New Bedford Whaling Museum
8:30 a.m. I stop in for 20 minutes before heading up to the office. Carol is already sitting with our copy of Moby-Dick, nursing a cup of coffee. Quite a few more people at this hour: 1 reader, 15 spectators, 18 readers waiting, 5 volunteers, a number of people in the back; but my count is inaccurate, people are coming and going all the time; perhaps like me they are stopping in on their way to work.
I should mention that the volunteers all wear navy-blue caps with gold braid or “scrambled eggs” on the brim, and the words “Moby-Dick: The Marathon” emblazoned across the front in gold letters. This morning, the Timer is particularly intent on his duties, seated at the table in front of the two reader’s podiums, lightly tapping his text of Moby-Dick with a pencil as he follows along, checking the clock, checking whatever is written in the notebook open in front of him.
Today’s New Bedford Standard-Times, begins the story on the marathon thus:
NEW BEDFORD — The man with the black boots made his way loudly to the front of the chapel.
Those seated couldn’t help but turn in the pews to watch the man, wearing a long trench coat and wide-brimmed black hat, make his way forward.
“Who is that?” people whispered as Peter Whittemore, the great-great-grandson of Herman Melville, read Chapter 7 of “Moby-Dick” as part of the 10th annual 25-hour “Moby-Dick” marathon.
The marathon began at the whaling museum yesterday, but some 80 participants walked across the street to Seamen’s Bethel to read Chapter 7 — the chapter about the minister’s sermon to the whalers.
Mr. Whittemore, 55, was in the middle of reading when it became clear who the man in black was.
“Oh! He’s the minister!” people whispered, as the real-life Rev. Edward Dufresne, took the pulpit as “Father Mapple” and read his dialogue in character.
The Standard-Times also quotes volunteer Mimi Allen as asying, “We have about 20 people who stick around every year for the entire 25 hours.” (Given what I saw last night at 3 a.m., my guess is that this year there are less than 20.) The Standard-Times also reports that “everyone who stays the entire time will be awarded a Melville biography.”

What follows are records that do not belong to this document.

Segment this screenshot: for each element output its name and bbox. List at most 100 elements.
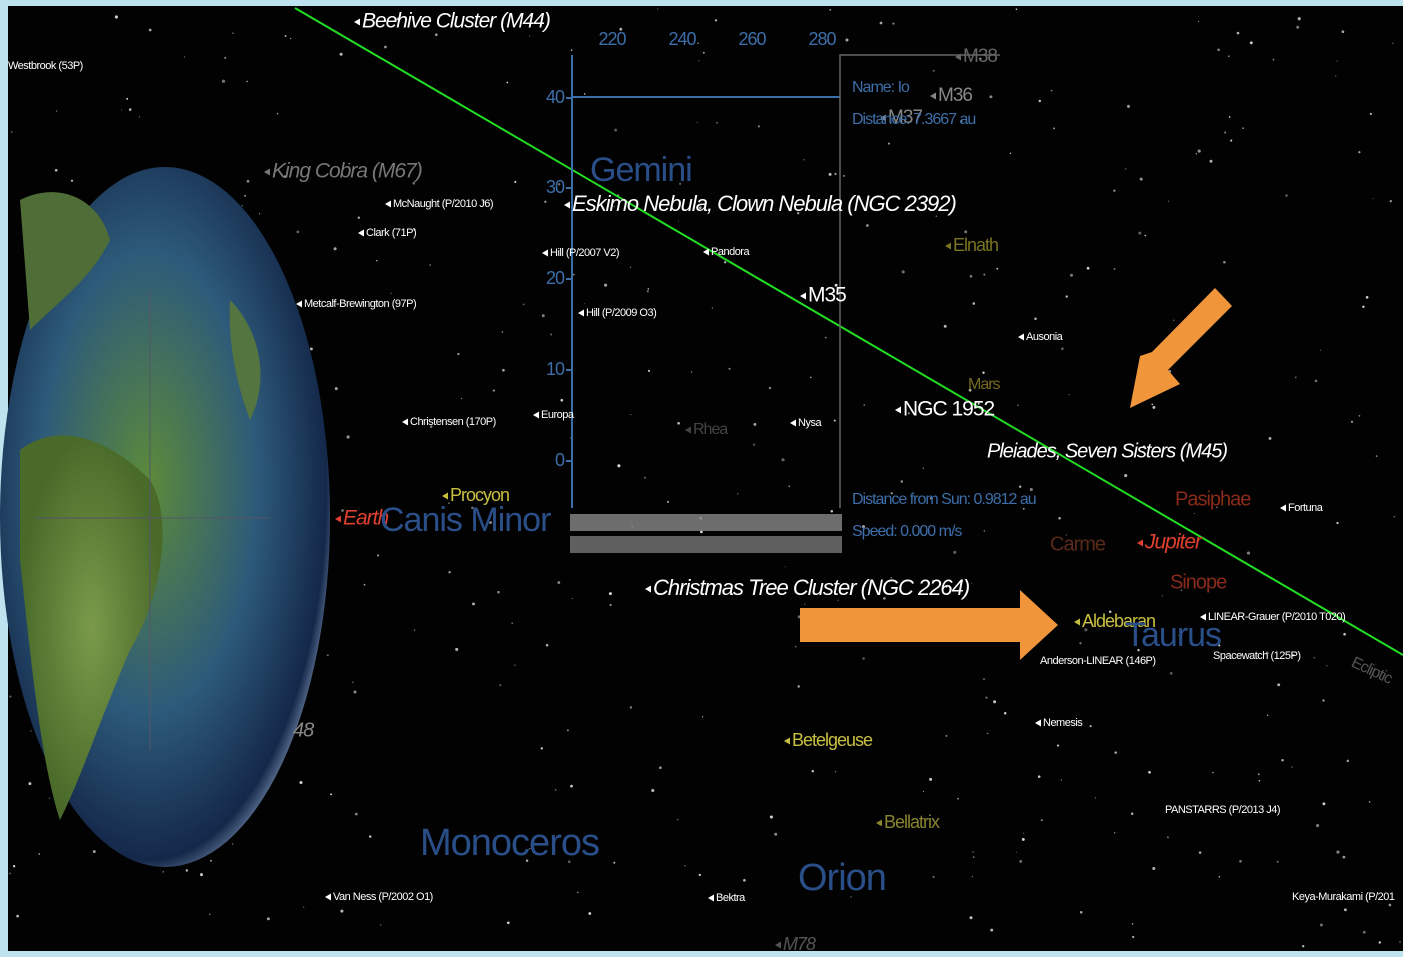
- star: [1376, 455, 1378, 457]
- star: [990, 929, 993, 932]
- star: [577, 892, 578, 893]
- star: [1199, 851, 1202, 854]
- star: [557, 581, 560, 584]
- star: [1194, 513, 1195, 514]
- star: [1061, 347, 1064, 350]
- star: [697, 122, 698, 123]
- star: [277, 113, 278, 114]
- star: [542, 314, 545, 317]
- star: [340, 910, 343, 913]
- star: [303, 906, 304, 907]
- star: [573, 274, 575, 276]
- star: [1237, 32, 1240, 35]
- star: [1320, 924, 1323, 927]
- star: [334, 247, 337, 250]
- object-label: Anderson-LINEAR (146P): [1040, 655, 1156, 667]
- star: [982, 372, 984, 374]
- star: [529, 35, 530, 36]
- star: [246, 81, 248, 83]
- star: [11, 131, 13, 133]
- star: [1250, 41, 1253, 44]
- star: [630, 414, 631, 415]
- star: [1039, 100, 1041, 102]
- star: [502, 331, 503, 332]
- star: [804, 604, 805, 605]
- star: [1394, 516, 1395, 517]
- star: [1347, 760, 1349, 762]
- star: [1296, 26, 1299, 29]
- object-label: Jupiter: [1144, 531, 1203, 554]
- star: [677, 819, 678, 820]
- star: [1302, 945, 1304, 947]
- star: [1358, 415, 1360, 417]
- object-label: Keya-Murakami (P/201: [1292, 891, 1395, 903]
- star: [9, 696, 11, 698]
- star: [743, 879, 746, 882]
- star: [1198, 150, 1201, 153]
- star: [570, 785, 573, 788]
- star: [996, 268, 998, 270]
- object-label: Van Ness (P/2002 O1): [333, 891, 433, 903]
- constellation-label: Orion: [798, 857, 886, 899]
- star: [863, 404, 865, 406]
- star: [1087, 267, 1090, 270]
- star: [1277, 683, 1280, 686]
- star: [497, 591, 500, 594]
- star: [1127, 105, 1130, 108]
- x-tick-label: 240: [668, 29, 696, 49]
- star: [1326, 665, 1327, 666]
- star: [455, 648, 458, 651]
- star: [584, 93, 586, 95]
- star: [1336, 851, 1339, 854]
- star: [862, 657, 865, 660]
- star: [514, 665, 515, 666]
- star: [584, 303, 585, 304]
- star: [923, 468, 924, 469]
- star: [712, 307, 713, 308]
- star: [1124, 474, 1127, 477]
- star: [1335, 76, 1336, 77]
- object-label: 48: [293, 719, 314, 741]
- star: [657, 8, 658, 9]
- star: [838, 600, 839, 601]
- object-label: Sinope: [1170, 571, 1227, 593]
- object-label: Westbrook (53P): [8, 60, 83, 72]
- star: [364, 584, 366, 586]
- star: [1090, 725, 1092, 727]
- slider-bar: [570, 536, 842, 553]
- star: [613, 862, 615, 864]
- star: [139, 116, 140, 117]
- star: [834, 420, 836, 422]
- star: [617, 464, 620, 467]
- star: [989, 95, 992, 98]
- star: [957, 798, 959, 800]
- star: [1061, 779, 1062, 780]
- star: [1167, 836, 1169, 838]
- star: [970, 275, 973, 278]
- star: [781, 458, 784, 461]
- star: [630, 266, 631, 267]
- star: [1390, 200, 1392, 202]
- star: [1004, 712, 1007, 715]
- star: [1041, 819, 1043, 821]
- star: [55, 169, 58, 172]
- star: [340, 53, 343, 56]
- star: [829, 9, 831, 11]
- star: [1016, 8, 1018, 10]
- star: [546, 644, 549, 647]
- star: [1239, 860, 1242, 863]
- star: [121, 109, 122, 110]
- star: [588, 912, 591, 915]
- star: [472, 602, 475, 605]
- star: [697, 42, 699, 44]
- star: [1168, 201, 1169, 202]
- y-tick-label: 20: [546, 268, 565, 288]
- star: [1079, 642, 1081, 644]
- x-tick-label: 280: [808, 29, 836, 49]
- star: [880, 22, 883, 25]
- star: [1370, 113, 1372, 115]
- star: [812, 770, 814, 772]
- star: [429, 264, 431, 266]
- star: [770, 815, 773, 818]
- star: [380, 924, 381, 925]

10:05 a.m. I’m taking a break from writing a memorial service, and stop in for fifteen minutes. Carol has been there since 8:15; I manage to get a chair next to her. Still more people now: perhaps 20 spectators and 20 readers waiting to read, half a dozen volunteers, but it’s hard to get a good count as people are moving about, coming in, going out. Though there isn’t much room on the spectator side of the room, no one will sit in the front row of chairs. We are sitting right behind some of the all-nighters; their faces are pallid, their eyes a little puffy.
A young woman reads:
Chapter one-twenty-two. Midnight aloft — Thunder and Lightning. The Main-top-sail yard. – Tashtego passing new lashings around it. “Um, um, um. Stop that thunder! Plenty too much thunder up here. What’s the use of thunder? Um, um, um. We don’t want thunder; we want rum; give us a glass of rum. Um, um, um!”
Her voice doesn’t quite manage to make me believe it is Tashtego speaking, but she doesn’t need to. The book is speaking through her, as it speaks through each of the readers. The concept of a Moby-Dick marathon sounds a little silly, I suppose, and I find I cannot convey the power of hearing the book read in this way, all at one time, by multiple readers in their individual voices. Even though Carol and I have caught just pieces of the complete reading, we have known it is going on this whole time. We have lost something in our culture, now that we no longer read aloud to each other; audio books, while fine in their own way, are too disembodied. Sitting there in the flesh, listening to a real voice, makes the book come alive in a way that transcends merely reading it by yourself, or listening to a recording of it.